HEALTHY MOVE: Dr Ewen McPhee in his new office.
HEALTHY MOVE: Dr Ewen McPhee in his new office. Kelly Butterworth

WHEN Dr Ewen McPhee first started working in Emerald a decade ago, he was the only doctor in town who knew how to deliver a baby.

Today, there are five who are qualified.

The President of the Rural Doctors Association said he was thrilled by the announcement that a re-elected Turnbull-Joyce Government would appoint the first ever National Rural Health Commissioner and move swiftly to develop a National Rural Generalist Pathway to address rural health's biggest issue - lack of medical professionals in rural, regional and remote areas.

The newly created National Rural Health Commissioner will work with rural, regional and remote communities, the health sector, universities, specialist training colleges and across all levels of government to improve rural health policies and champion the cause of rural practice.
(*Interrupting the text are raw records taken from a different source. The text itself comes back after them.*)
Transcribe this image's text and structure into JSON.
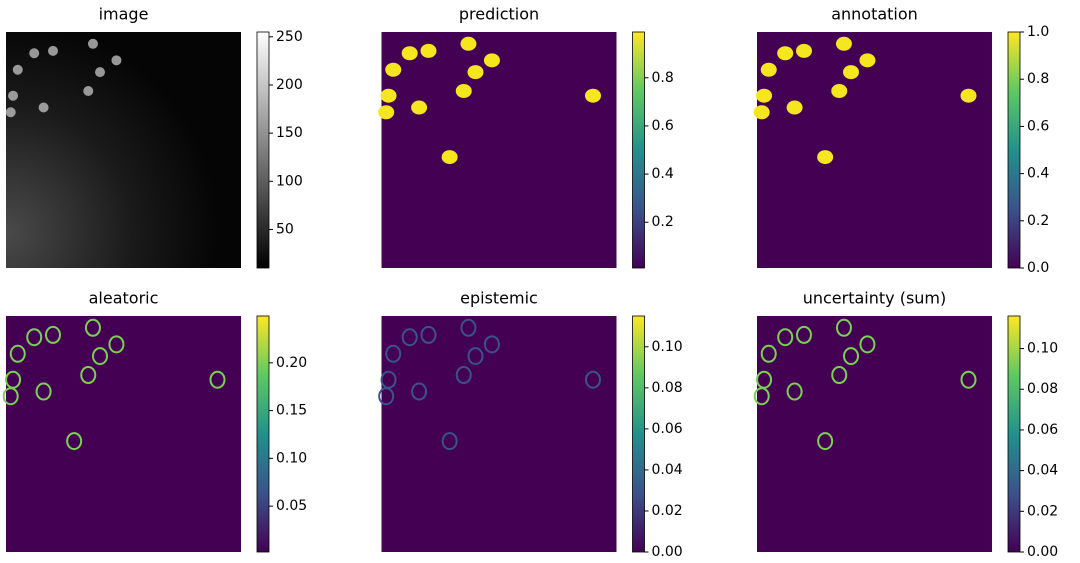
{
  "chart_data": [
    {
      "type": "heatmap",
      "title": "image",
      "colormap": "gray",
      "clim": [
        10,
        255
      ],
      "cticks": [
        50,
        100,
        150,
        200,
        250
      ]
    },
    {
      "type": "heatmap",
      "title": "prediction",
      "colormap": "viridis",
      "clim": [
        0.01,
        0.99
      ],
      "cticks": [
        0.2,
        0.4,
        0.6,
        0.8
      ]
    },
    {
      "type": "heatmap",
      "title": "annotation",
      "colormap": "viridis",
      "clim": [
        0,
        1
      ],
      "cticks": [
        {
          "value": 0,
          "label": "0.0"
        },
        0.2,
        0.4,
        0.6,
        0.8,
        {
          "value": 1,
          "label": "1.0"
        }
      ]
    },
    {
      "type": "heatmap",
      "title": "aleatoric",
      "colormap": "viridis",
      "clim": [
        0.002,
        0.249
      ],
      "cticks": [
        0.05,
        {
          "value": 0.1,
          "label": "0.10"
        },
        0.15,
        {
          "value": 0.2,
          "label": "0.20"
        }
      ]
    },
    {
      "type": "heatmap",
      "title": "epistemic",
      "colormap": "viridis",
      "clim": [
        0,
        0.115
      ],
      "cticks": [
        {
          "value": 0,
          "label": "0.00"
        },
        0.02,
        0.04,
        0.06,
        0.08,
        {
          "value": 0.1,
          "label": "0.10"
        }
      ]
    },
    {
      "type": "heatmap",
      "title": "uncertainty (sum)",
      "colormap": "viridis",
      "clim": [
        0,
        0.116
      ],
      "cticks": [
        {
          "value": 0,
          "label": "0.00"
        },
        0.02,
        0.04,
        0.06,
        0.08,
        {
          "value": 0.1,
          "label": "0.10"
        }
      ]
    }
  ]
}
"It is an announcement that we have been working towards," Dr McPhee said yesterday.

"Rural and regional Queensland has a plan in place already and it is delivering through Queensland Health. It is this program we want to see expanded.

"It is all about delivering better care to the bush."

Dr McPhee said it was necessary in being explicit in specifically training for rural doctors, rather than hope students would choose to be placed in regional communities.

He said the role was one rich in personal rewards.

"The win is that you get to live in wonderful communities and deal with lovely people every day," he said.

"It is from the cradle to the grave.

"You develop a broad range of skills that are necessary for a wide range of roles."